In an equivalent way the pressure in reaction products is defined as:
$\displaystyle{ p_r = A_r \left( 1 - \frac{\omega_r}{R_{1,r} V_r} \right) \mathrm{e}^{-R_{1,r}V_r} + B_r \left( 1 - \frac{\omega_r}{R_{2,r} V_r} \right) \mathrm{e}^{-R_{2,r}V_r} + \omega_r e_r}$
There is assumed be a pressure equilibrium between the phases in a mixture of unburned and burned material $p \equiv p_u \equiv p_r$. This is achieved by adjusting the relative volumes of the phases while maintaining:
$\displaystyle{ V = F V_r + (1-F) V_u}$
where $V$ is the relative volume of the mixture, i.e. the ratio of initial to current density.

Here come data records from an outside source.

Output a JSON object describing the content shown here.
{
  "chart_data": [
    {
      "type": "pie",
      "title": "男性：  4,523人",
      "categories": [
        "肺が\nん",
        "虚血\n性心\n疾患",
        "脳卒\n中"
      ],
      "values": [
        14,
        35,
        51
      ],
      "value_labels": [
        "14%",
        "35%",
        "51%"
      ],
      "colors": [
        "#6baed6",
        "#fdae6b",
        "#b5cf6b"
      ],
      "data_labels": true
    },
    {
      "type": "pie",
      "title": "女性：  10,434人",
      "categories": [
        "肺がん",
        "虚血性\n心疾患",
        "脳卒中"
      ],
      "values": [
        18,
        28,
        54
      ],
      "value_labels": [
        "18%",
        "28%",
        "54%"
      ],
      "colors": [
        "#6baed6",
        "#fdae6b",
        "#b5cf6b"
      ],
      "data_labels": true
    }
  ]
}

$\displaystyle{ V = \frac{\rho_0}{\rho}}$
The deflagration/detonation rate is described with a burn model consisting of three terms:
$\displaystyle{ \frac{\mathrm{d}F}{\mathrm{d}t} = \frac{\mathrm{d}F_1}{\mathrm{d}t} + \frac{\mathrm{d}F_2}{\mathrm{d}t} + \frac{\mathrm{d}F_3}{\mathrm{d}t} }$
The first term (stage I) models the initiation based on compression:
$\displaystyle{ \frac{\mathrm{d}F_1}{\mathrm{d}t} = \left\{ \begin{array}{ccc} I(1-F)^b (\frac{\rho}{\rho_0} - 1 - a)^x & : & F \leq F_1 \\ 0 & : & F > F_1 \end{array} \right. }$
The second term (stage II) describes the early stage of hot spot growth:
$\displaystyle{ \frac{\mathrm{d}F_2}{\mathrm{d}t} = \left\{ \begin{array}{ccc} G_1(1-F)^c F^d \left(\frac{p}{p_0}\right)^y & : & F \leq F_2 \\ 0 & : & F > F_2 \end{array} \right. }$
The third one (stage III) handles the rapid growth as hot spots coalesce:
$\displaystyle{ \frac{\mathrm{d}F_3}{\mathrm{d}t} = \left\{ \begin{array}{ccc} 0 & : & F \lt F_3 \\ G_2(1-F)^e F^g \left(\frac{p}{p_0}\right)^z & : & F \geq F_3 \end{array} \right. }$
This material model works with shock viscosity. This adds an extra pressure term $q$ to the total pressure. It is calculated as:
$\displaystyle{ q = \left\{ \begin{array}{ccc} \rho L (1.5 L \dot{\varepsilon}_{vol}^2 - 0.06 c \dot{\varepsilon}_{vol}) & : & \dot{\varepsilon}_{vol} \lt 0 \\ 0 & : & \dot{\varepsilon}_{vol} \geq 0 \end{array} \right. }$
Here $c$ is the speed-of-sound, $\dot{\varepsilon}_{vol}$ is volumetric strain rate and $L$ is the local element size.